Your first physical therapy appointment is booked and typically we rely on the professional to “lead the dance” and have a plan for that appointment, so all you need to do is sit back and let them do their job. However, just like an important meeting, you should prepare. Consider the tips below for ways to get the most out of your first appointment.
Pen. Notepad. Questions & More– You and your physical therapist know why you’re there, but, since this is your first visit, have any questions on your mind prepared so you don’t forget in the moment. Ask about your treatment and its duration or even the physical therapist’s history with treating your ailment. This is your health and recovery at stake—there is no stupid question. Since this is an initial evaluation, it would be smart to write down your medical history and the symptoms of your ailment, the more detail the better.

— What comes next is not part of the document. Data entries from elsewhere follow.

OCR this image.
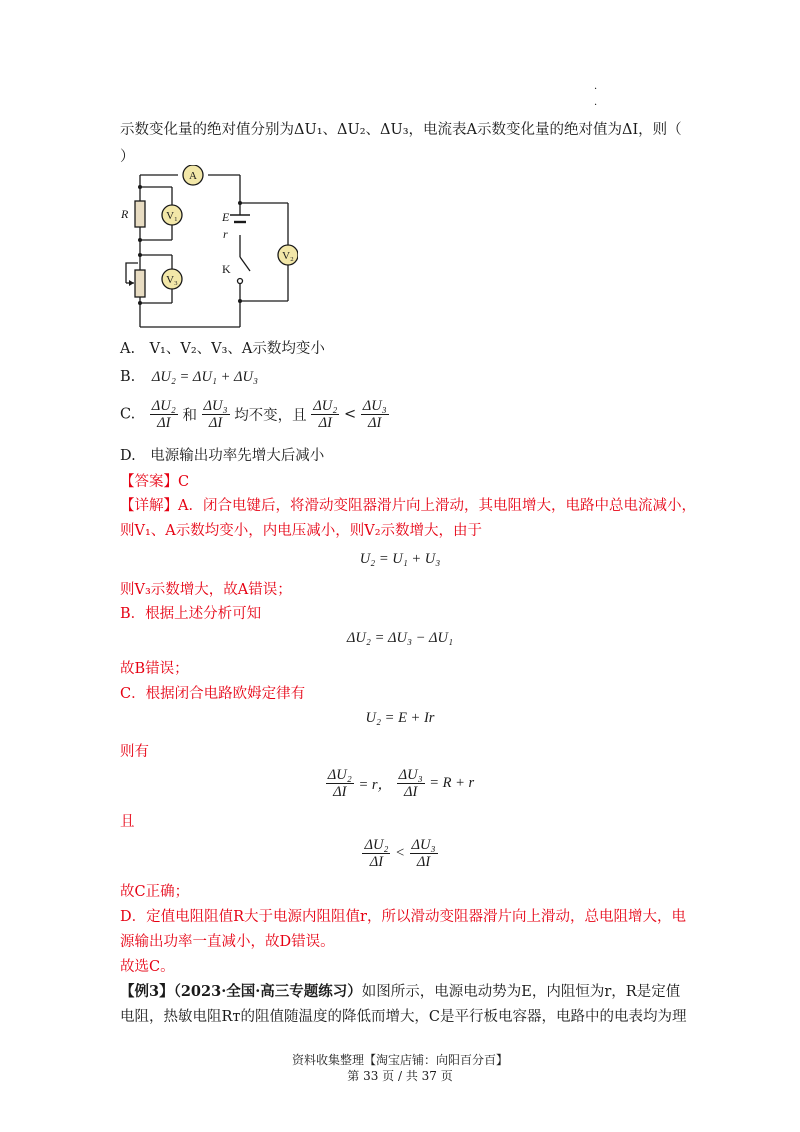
·
·
示数变化量的绝对值分别为ΔU₁、ΔU₂、ΔU₃，电流表A示数变化量的绝对值为ΔI，则（
）
A
V₁
V₃
V₂
R	E
r
K
A.　V₁、V₂、V₃、A示数均变小
B. ΔU₂ = ΔU₁ + ΔU₃
C. $\frac{\text{ΔU₂}}{\Delta I}$ 和 $\frac{\text{ΔU₃}}{\Delta I}$ 均不变，且 $\frac{\text{ΔU₂}}{\Delta I} < \frac{\text{ΔU₃}}{\Delta I}$
D.　电源输出功率先增大后减小
【答案】C
【详解】A．闭合电键后，将滑动变阻器滑片向上滑动，其电阻增大，电路中总电流减小，
则V₁、A示数均变小，内电压减小，则V₂示数增大，由于
U₂ = U₁ + U₃
则V₃示数增大，故A错误；
B．根据上述分析可知
ΔU₂ = ΔU₃ − ΔU₁
故B错误；
C．根据闭合电路欧姆定律有
U₂ = E + Ir
则有
$\frac{\text{ΔU₂}}{\Delta I} = r$， $\frac{\text{ΔU₃}}{\Delta I} = R + r$
且
$\frac{\text{ΔU₂}}{\Delta I} < \frac{\text{ΔU₃}}{\Delta I}$
故C正确；
D．定值电阻阻值R大于电源内阻阻值r，所以滑动变阻器滑片向上滑动，总电阻增大，电
源输出功率一直减小，故D错误。
故选C。
【例3】（2023·全国·高三专题练习）如图所示，电源电动势为E，内阻恒为r，R是定值
电阻，热敏电阻Rᴛ的阻值随温度的降低而增大，C是平行板电容器，电路中的电表均为理
资料收集整理【淘宝店铺：向阳百分百】
第 33 页 / 共 37 页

What’s the price?– This may be a better question to ask your insurance carrier but it doesn’t hurt to ask the clinic’s front desk when making your appointment. Definitely ask! In some instances, you could find that a clinic doesn’t accept insurance so will need payment directly from you onsite. If they do accept insurance, the clinic may direct you to your insurance carrier to find out what your exact or estimated cost will be. Don’t be turned off if they say this, offices are busy and don’t always have the time to call insurance companies to check and verify benefits. When you call your insurance, simply ask what are your general physical therapy benefits, including if you have a co-pay or does it go to your deductible and if you have a benefit maximum (some plans only cover a set amount of physical therapy visits within a benefit period. Understanding the limits of what your insurance provider will pay for you is very important). Even if the clinic calls your insurance company directly, it wouldn’t hurt to double check by calling yourself afterward, just to be sure.
Nervous? Bring a Friend!– Everyone has different reactions to seeing their doctor or physical therapist. If you’re feeling nervous, bring a friend or family member as emotional support. They could also be a good second set-of-eyes-and-ears during the visit, helping you remember key information and may offer questions to ask you may not have thought of.